The problem is option selling. Naked short positions, meaning selling calls or puts without holding the underlying or another option as protection, collect limited premium while leaving losses open-ended. A naked short call has no upper loss limit because price can keep rising. A naked short put can keep losing money as price falls toward zero. In volatile crypto markets, naked option selling can lose several times the premium collected in a single sharp move. It is a structure individual traders should avoid.
When you want to sell volatility, the right tool is a defined-risk spread. A vertical spread sells one option and buys another option farther out of the money, capping maximum loss at the difference between the strikes minus the premium received. If IV is inflated and you sell a call to sell volatility while buying a higher-strike call, your loss stops within that strike difference even if price moves sharply higher. The premium collected is lower than with a naked short, but the structure removes the risk of one sharp move blowing up the account.
That is why maximum loss should always be calculated before entry. For a long option, it is the premium paid. For a spread, it is the strike difference minus the premium received.

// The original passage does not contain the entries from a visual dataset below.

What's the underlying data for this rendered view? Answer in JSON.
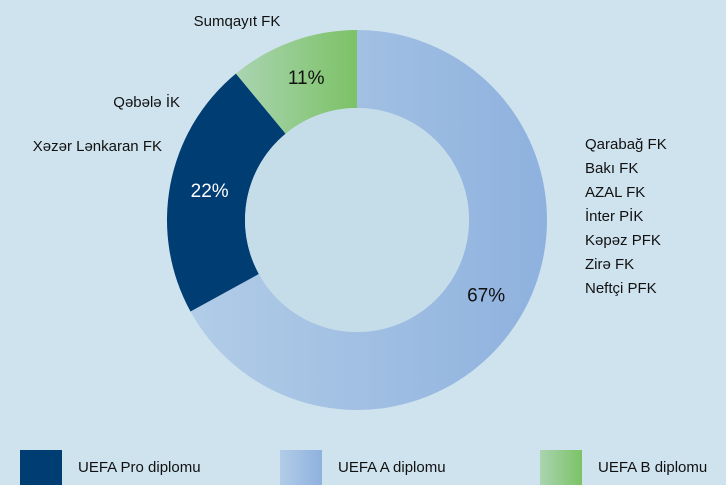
{
  "chart_data": {
    "type": "pie",
    "categories": [
      "UEFA A diplomu",
      "UEFA Pro diplomu",
      "UEFA B diplomu"
    ],
    "values": [
      67,
      22,
      11
    ],
    "value_labels": [
      "67%",
      "22%",
      "11%"
    ],
    "colors": [
      "#8eb1de",
      "#003d73",
      "#7cc266"
    ],
    "clubs": [
      [
        "Qarabağ FK",
        "Bakı FK",
        "AZAL FK",
        "İnter PİK",
        "Kəpəz PFK",
        "Zirə FK",
        "Neftçi PFK"
      ],
      [
        "Qəbələ İK",
        "Xəzər Lənkaran FK"
      ],
      [
        "Sumqayıt FK"
      ]
    ]
  }
}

Position size should be set so that maximum loss does not exceed a predefined percentage of the account. Sizing by maximum possible loss is the first condition for surviving in options.
Checklist for reading IV and skew
Before entering an option trade, this checklist helps you read volatility alongside direction. Crypto option IV and skew are most commonly checked on Deribit, and the figures below are example reference points that vary by asset and timing.
- [ ] IV level: Check whether the IV of the expiration you plan to trade is far above the same asset’s recent 30-day realized volatility. If IV is well above realized volatility, you are buying expensive volatility, so defer the long option trade.
- [ ] Event location: Check the calendar to see whether the expiration includes a scheduled event such as an ETF decision, halving, or major macro release. Buying just before an event exposes you to IV crush.
- [ ] Term structure shape: If near-term IV is higher than longer-term IV, creating backwardation, the market has priced in concern about a sharp near-term move. Treat the volatility cost of short-dated options as high.
- [ ] Skew direction and slope: If put skew is steeper than usual, downside hedging demand is crowded. If call skew is steep, upside speculative demand is crowded. Check whether the options you want to buy are already expensive.
Three ways traders misuse options
The first trap is trading direction while ignoring volatility. If you buy calls because you think BTC will rise, but IV is already inflated into the 90% range, you can lose money even if the direction is right as IV normalizes. If you do not check IV against realized volatility before entry, you may be paying an expensive insurance premium without realizing it.
The second trap is buying options into inflated IV before an event. Just before scheduled events such as ETF decisions or earnings announcements, IV is at its most expensive, and IV crush tends to follow once the event passes. Even if the direction is right, the option’s value can fall if the drop in inflated IV is larger than the price move. The more anticipated the scheduled event is, the faster IV can fall because the outcome often has little new information value left.
The third trap is misreading skew as a directional signal. If you see steep put skew and short the market because you think it means a decline is imminent, you are turning price information about expensive downside protection into a directional forecast. Skew only shows which tail risk the market is pricing more expensively. It does not guarantee price will move that way. IV and skew are price tags for volatility and tail risk. The moment you read those price tags as directional predictions, you lose most of the information options are giving you.